Less spectacular, but more damaging over the long term, was the slump in the stock market, which slashed the value of the assets through which many Kuwaiti investors had collateralised their borrowings. The impact of the domestic bourse downturn was compounded by the wider crisis in the real-estate sector, both at home and internationally, further eroding the value of asset portfolios and thus of lending security.

And it is investors with a heavy real-estate exposure, such as Dar, who have had particular difficulty in restoring their position. The Oqanya slice of The World, for example, has been transformed from a large stake in one of the most sought after prestige projects in the Gulf, into a long-term speculative play whose capacity to generate returns will depend on a recovery in the Dubai elite property market.

This project to develop almost 2,000 luxury homes, two hotels and a marina was budgeted pre-crisis at $3bn. But in today’s uncertain market no one can be sure either of the costs or of the potential long-term financial return.

Property assets in Kuwait itself, catering for the domestic housing market, may offer greater comfort to their financial backers.

The country has a proven resilient demand for new housing, and an affluent domestic market. The price economics may have altered, but they should offer a smoother route back to profit. In terms of recovery, GIH is almost a year further ahead of Dar, having signed a restructuring accord with 53 lending banks in December 2009.

It has since managed to make substantial repayments of debt, despite the uncertain condition of the Middle Eastern markets where it has most of its investment stock.

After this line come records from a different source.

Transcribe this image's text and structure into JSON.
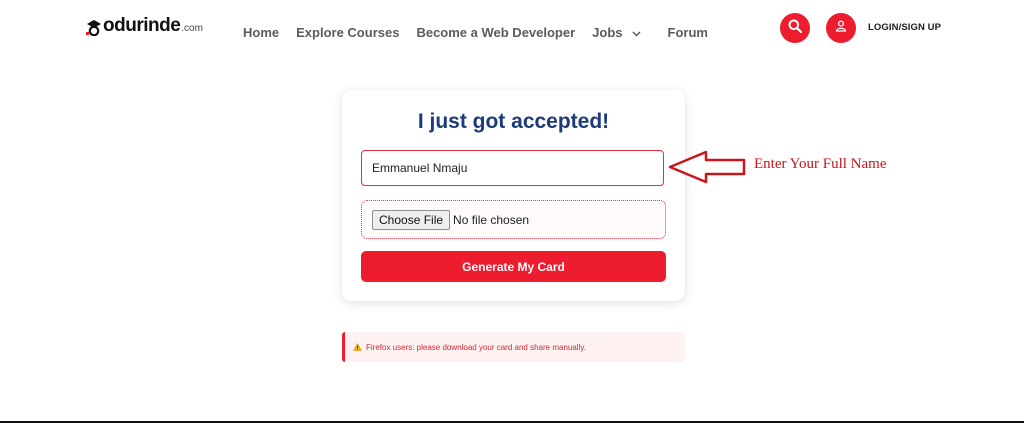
{
  "header": {
    "logo_text": "odurinde",
    "logo_domain": ".com",
    "nav": [
      "Home",
      "Explore Courses",
      "Become a Web Developer",
      "Jobs",
      "Forum"
    ],
    "login_label": "LOGIN/SIGN UP"
  },
  "card": {
    "title": "I just got accepted!",
    "name_value": "Emmanuel Nmaju",
    "file_button": "Choose File",
    "file_status": "No file chosen",
    "generate_label": "Generate My Card"
  },
  "annotation": {
    "text": "Enter Your Full Name"
  },
  "notice": {
    "message": "Firefox users: please download your card and share manually."
  },
  "colors": {
    "accent": "#ed1c2e",
    "title": "#1d3a7a",
    "annotation": "#c8161d"
  }
}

By mid-October, the group had paid off $151.4m, almost 9 per cent of its debt to the banks, as well as almost $32m in interest. It has also paid $70.9m to bond holders.

The restructuring has not been a comfortable process for GIH. The group has been forced to embark on a phased withdrawal from its more volatile capital investments and refocus on its core activities of investment banking, brokerage and asset management, which are mainly fee-based and carry much lower levels of risk.

While these traditional activities continued to produce steady revenues – even through the downturn – GIH had, like Dar, left itself dangerously over-exposed to the real-estate market. Under the restructuring strategy, the direct real estate holdings were transferred into a special purpose vehicle and earmarked for disposal, when market conditions offered worthwhile prices. GIH said it would initially use the proceeds from any sales of these assets to pay down debt.

Consolidation pressure in Kuwait

For the banking sector, the past year has been one of consolidation. The headline-grabbing crisis at Gulf Bank in late 2008 was quickly contained. But the industry’s recovery from the downturn has been drawn out, as the impact of the problems felt by business and personal clients slowly fed through.

In particular, non-performing loans (NPLs) have continued to erode bank balance sheets and income flows, although the position has been improving at some institutions during the course of this year.

Even institutions that have been well-provided against bad loans have felt the discomfort. Ahli United Bank, for example, saw the ratio of its provision coverage against NPLs fall from a comfortable 127 per cent at the end of 2008 to a just adequate 107 per cent a year later.

Meanwhile, Al-Ahli Bank of Kuwait still had to provide KD6.9m against NPLs in the first half of this year, although this was a lot less painful than the KD16.7m it had been forced to set aside for January-June 2009.

At the large end of the market, even the mighty Kuwait Finance House had to soak up KD204m in impairment charges for 2009.

Burgan Bank endured an increase in the cost of provisioning this year too. Income in the first half of the year was slashed by the need to set aside KD51.1m against NPLs – some 84 per cent up on provisions for January-June 2009.

Overall, such painful medicine does mean that the cost of past economic traumas is now being digested. Kuwait’s banks and investment houses are laying the basis for recovery. As they restore their capital strength, they can begin to look forward to new opportunities.